Ornamental perennial salvia is blooming already. The culinary form of salvia is the herb known as sage. I’m wondering what fall will be like this year. Everything is blooming so early; I wonder if there will be anything left to bloom in September. Dogwood used to be a tree that you saw only occasionally, but now you see them everywhere-even at fast food restaurants. That doesn’t mean they are any less beautiful though. The sepals on this one were beyond white-I think the whitest I’ve seen on a plant. In a post I did recently called Under Cultivation I showed a photo of this flower and said I thought it might be a button bush, but I couldn’t be sure. Now I’m sure; it’s a native shrub related to witch hazel and is called Witch alder (Fothergilla major.) I’ve never seen this before this year, but I like it because it is so unusual. Witch alder (Fothergilla major.) 

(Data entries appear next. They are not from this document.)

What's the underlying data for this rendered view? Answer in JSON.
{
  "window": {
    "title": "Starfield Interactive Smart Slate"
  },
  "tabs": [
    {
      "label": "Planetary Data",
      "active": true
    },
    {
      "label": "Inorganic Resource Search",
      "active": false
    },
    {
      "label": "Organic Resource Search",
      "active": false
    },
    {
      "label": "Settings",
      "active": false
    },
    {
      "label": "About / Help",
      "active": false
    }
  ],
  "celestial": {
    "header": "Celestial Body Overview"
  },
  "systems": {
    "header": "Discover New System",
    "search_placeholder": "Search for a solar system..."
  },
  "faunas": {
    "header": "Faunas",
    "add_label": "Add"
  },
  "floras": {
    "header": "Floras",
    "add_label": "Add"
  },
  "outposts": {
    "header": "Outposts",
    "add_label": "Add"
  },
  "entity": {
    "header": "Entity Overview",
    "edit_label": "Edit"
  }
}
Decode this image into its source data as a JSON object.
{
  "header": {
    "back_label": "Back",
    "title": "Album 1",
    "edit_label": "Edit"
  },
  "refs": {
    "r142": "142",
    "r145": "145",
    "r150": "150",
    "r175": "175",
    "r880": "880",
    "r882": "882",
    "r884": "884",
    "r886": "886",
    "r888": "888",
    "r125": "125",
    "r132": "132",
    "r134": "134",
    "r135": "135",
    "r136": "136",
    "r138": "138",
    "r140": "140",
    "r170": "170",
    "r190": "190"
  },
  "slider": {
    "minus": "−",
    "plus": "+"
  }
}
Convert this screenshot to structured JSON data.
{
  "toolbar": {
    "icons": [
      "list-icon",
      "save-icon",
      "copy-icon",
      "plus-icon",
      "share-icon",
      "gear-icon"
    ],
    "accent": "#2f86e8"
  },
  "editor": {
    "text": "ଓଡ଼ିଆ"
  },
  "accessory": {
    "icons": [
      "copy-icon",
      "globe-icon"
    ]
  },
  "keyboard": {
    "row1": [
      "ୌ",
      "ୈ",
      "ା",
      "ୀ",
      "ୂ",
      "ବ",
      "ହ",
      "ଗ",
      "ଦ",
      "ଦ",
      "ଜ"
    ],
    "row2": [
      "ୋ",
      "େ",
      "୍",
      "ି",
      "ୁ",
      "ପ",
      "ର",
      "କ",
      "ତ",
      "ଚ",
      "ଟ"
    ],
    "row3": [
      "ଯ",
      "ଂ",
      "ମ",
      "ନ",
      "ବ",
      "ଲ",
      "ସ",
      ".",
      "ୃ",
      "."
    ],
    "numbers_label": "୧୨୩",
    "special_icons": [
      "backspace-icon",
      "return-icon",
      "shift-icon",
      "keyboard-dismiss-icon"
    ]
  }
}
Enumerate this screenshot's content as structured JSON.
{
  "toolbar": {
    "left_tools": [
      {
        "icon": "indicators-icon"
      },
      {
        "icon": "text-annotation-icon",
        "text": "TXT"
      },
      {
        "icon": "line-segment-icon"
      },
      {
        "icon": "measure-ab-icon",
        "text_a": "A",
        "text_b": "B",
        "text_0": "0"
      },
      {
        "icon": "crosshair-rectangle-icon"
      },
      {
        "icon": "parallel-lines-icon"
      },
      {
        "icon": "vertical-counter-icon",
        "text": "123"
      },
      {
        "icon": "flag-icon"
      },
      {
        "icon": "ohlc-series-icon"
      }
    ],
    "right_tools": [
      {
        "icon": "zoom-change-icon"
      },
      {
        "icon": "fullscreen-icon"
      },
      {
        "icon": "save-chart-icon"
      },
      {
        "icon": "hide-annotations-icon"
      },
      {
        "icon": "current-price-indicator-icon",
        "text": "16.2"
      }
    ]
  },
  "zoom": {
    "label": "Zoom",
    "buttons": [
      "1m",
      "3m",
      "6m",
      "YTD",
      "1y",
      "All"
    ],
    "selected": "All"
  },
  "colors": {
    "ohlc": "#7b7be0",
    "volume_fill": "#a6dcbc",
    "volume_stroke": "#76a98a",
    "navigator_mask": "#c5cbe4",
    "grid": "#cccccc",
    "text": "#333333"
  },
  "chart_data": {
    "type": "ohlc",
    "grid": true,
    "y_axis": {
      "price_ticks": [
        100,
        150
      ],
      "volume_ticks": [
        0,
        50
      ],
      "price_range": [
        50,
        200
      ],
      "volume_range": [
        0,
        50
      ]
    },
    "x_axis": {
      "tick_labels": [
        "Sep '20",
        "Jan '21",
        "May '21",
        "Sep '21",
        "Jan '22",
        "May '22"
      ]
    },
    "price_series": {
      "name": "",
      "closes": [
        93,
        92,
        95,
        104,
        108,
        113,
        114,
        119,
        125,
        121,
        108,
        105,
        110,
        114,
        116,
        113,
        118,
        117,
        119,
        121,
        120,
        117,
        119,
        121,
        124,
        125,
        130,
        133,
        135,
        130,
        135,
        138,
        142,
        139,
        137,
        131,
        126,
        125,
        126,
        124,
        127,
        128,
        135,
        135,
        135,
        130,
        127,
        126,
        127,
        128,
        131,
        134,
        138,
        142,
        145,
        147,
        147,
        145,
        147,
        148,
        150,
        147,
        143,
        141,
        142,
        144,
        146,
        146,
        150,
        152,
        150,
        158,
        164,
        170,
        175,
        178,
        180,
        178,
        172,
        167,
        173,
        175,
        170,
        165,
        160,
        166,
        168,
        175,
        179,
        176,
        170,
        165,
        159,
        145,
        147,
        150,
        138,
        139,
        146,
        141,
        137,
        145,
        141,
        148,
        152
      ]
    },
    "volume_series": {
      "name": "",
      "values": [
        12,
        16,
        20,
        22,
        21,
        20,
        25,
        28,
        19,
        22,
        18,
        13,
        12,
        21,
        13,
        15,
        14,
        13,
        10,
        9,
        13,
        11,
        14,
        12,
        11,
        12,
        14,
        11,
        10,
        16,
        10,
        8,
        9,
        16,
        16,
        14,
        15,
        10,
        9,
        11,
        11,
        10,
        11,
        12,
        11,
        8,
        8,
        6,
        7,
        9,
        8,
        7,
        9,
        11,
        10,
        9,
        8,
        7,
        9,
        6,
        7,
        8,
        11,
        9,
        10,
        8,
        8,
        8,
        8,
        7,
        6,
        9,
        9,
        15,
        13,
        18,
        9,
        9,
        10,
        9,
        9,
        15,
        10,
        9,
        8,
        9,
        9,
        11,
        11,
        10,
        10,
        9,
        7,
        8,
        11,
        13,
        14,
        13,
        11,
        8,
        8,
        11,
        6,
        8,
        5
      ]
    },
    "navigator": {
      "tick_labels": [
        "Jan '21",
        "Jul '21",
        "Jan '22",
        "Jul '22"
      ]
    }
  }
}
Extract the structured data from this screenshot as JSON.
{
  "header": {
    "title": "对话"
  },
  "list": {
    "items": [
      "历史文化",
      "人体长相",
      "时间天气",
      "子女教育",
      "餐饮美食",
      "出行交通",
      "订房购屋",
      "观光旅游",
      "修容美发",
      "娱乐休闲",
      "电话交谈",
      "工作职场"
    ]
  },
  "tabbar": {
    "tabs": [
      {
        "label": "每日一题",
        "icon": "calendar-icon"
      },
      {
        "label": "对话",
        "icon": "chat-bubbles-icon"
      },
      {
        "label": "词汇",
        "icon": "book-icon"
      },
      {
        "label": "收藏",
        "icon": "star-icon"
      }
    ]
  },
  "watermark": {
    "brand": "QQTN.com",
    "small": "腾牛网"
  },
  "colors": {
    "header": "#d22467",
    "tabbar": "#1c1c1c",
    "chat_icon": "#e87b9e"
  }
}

Seed head of the pasque flower (Anemone patens,) which is almost as beautiful as the flower itself. One is just coming into bloom in the upper part of the photo. I saw a flash of color in the corner of my eye as I was driving and what I discovered, after I backed up and jumped out, was a wisteria vine trying hard to make it all the way to the top of a cherry tree.  The problem is I don’t know if it is a Chinese or Japanese wisteria. It’s doubtful that it is the American species because that one isn’t supposed to be hardy in New Hampshire. Whatever it is, it’s beautiful, and I want to go back later and try to identify it. Wisteria can grow under siding and shingles and actually tear them off, so they should never be planted near a house. Star of Bethlehem (Ornithogalum umbellatum), though beautiful, can overrun a garden. These flowers grow from a bulb and are native to southern Europe and Africa. The bulbs contain toxic alkaloids and have killed livestock, so they are now listed as an invasive species.


The common purple Lilac (Syringa vulgaris) is the state flower of New Hampshire so I guess I’d better include it here.  Their scent, along with the honeysuckle and autumn olive, makes doing anything outside so much more enjoyable. Lilacs were first imported into New Hampshire from England in 1750 and grown at the Portsmouth home of Governor Benning Wentworth. The original plants are still blooming today in that garden and are believed to be the oldest lilacs in America.

Give me odorous at sunrise a garden of beautiful flowers where I can walk undisturbed.  ~Walt Whitman

As always, I hope you’ve enjoyed seeing what is blooming here in New Hampshire, and this day I hope you’ll forgive my forgetfulness! Thank you for stopping by.